Interessante il discorso sui clima-scettici, rappresentanti di lobbies di potere molto forti, che hanno abilmente rovesciato le carte manipolando una forse ingenua, o mal preparata, opinione pubblica, facendo passare i difensori dell’ecologia come “catastrofisti” che si oppongono a quell’ordine mondiale ormai raggiunto, fondato sul mito di un progresso infinito a spese di una materialità disanimata che in quanto tale può essere tranquillamente predata.

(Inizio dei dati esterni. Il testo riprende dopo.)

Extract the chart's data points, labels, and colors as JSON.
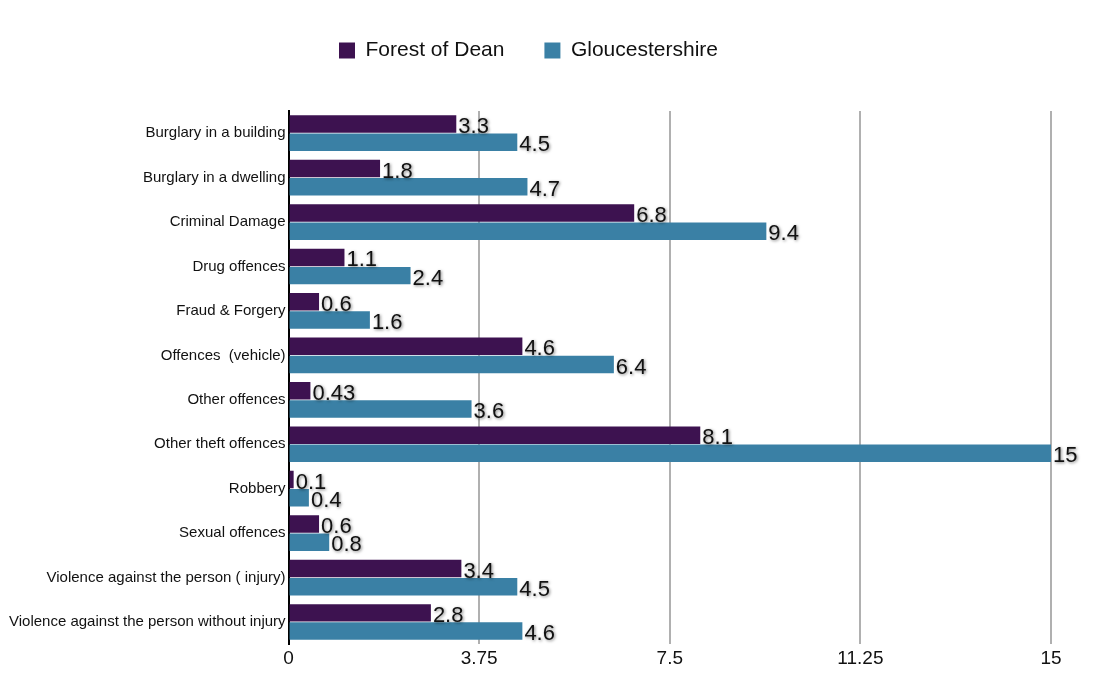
{
  "chart_data": {
    "type": "bar",
    "orientation": "horizontal",
    "categories": [
      "Burglary in a building",
      "Burglary in a dwelling",
      "Criminal Damage",
      "Drug offences",
      "Fraud & Forgery",
      "Offences  (vehicle)",
      "Other offences",
      "Other theft offences",
      "Robbery",
      "Sexual offences",
      "Violence against the person ( injury)",
      "Violence against the person without injury"
    ],
    "series": [
      {
        "name": "Forest of Dean",
        "color": "#3d1250",
        "values": [
          3.3,
          1.8,
          6.8,
          1.1,
          0.6,
          4.6,
          0.43,
          8.1,
          0.1,
          0.6,
          3.4,
          2.8
        ]
      },
      {
        "name": "Gloucestershire",
        "color": "#3a80a5",
        "values": [
          4.5,
          4.7,
          9.4,
          2.4,
          1.6,
          6.4,
          3.6,
          15,
          0.4,
          0.8,
          4.5,
          4.6
        ]
      }
    ],
    "xlim": [
      0,
      15
    ],
    "xticks": [
      0,
      3.75,
      7.5,
      11.25,
      15
    ],
    "grid": "x",
    "legend": "top",
    "data_labels": true
  }
}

Ma Gaia è vivente in ogni sua parte e ci impone di fare i conti con i nostri limiti, e soprattutto in tali limiti di riconoscere la nostra “terrestrità”. La nostra comune apparenza con tutto ciò che ci circonda, senza rincorrere l’illusione di un’Eternità posta al di là della Terra e definita dal mito di un progresso infinito. Quello delle famose «magnifiche sorti e progressive». Non siamo al di là, ma completamente al di qua. Non è necessario postulare Dio. Prendere coscienza di tutto ciò consentirebbe anche un nuovo agire realmente politico, contro la passività del ritenersi “arrivati” inseriti in un ordine eterno e immutabile. Quindi è proprio la “geostoria” che bisogna rimettere in moto, passando dall’Antico regime climatico (“Ancien Regime”) basato sui fossili, al Nuovo regime climatico in cui si ridisegnano i ruoli di religione, scienza, e di ogni sapere. In fondo quel passaggio è una potente metafora della vita. Laudato sì.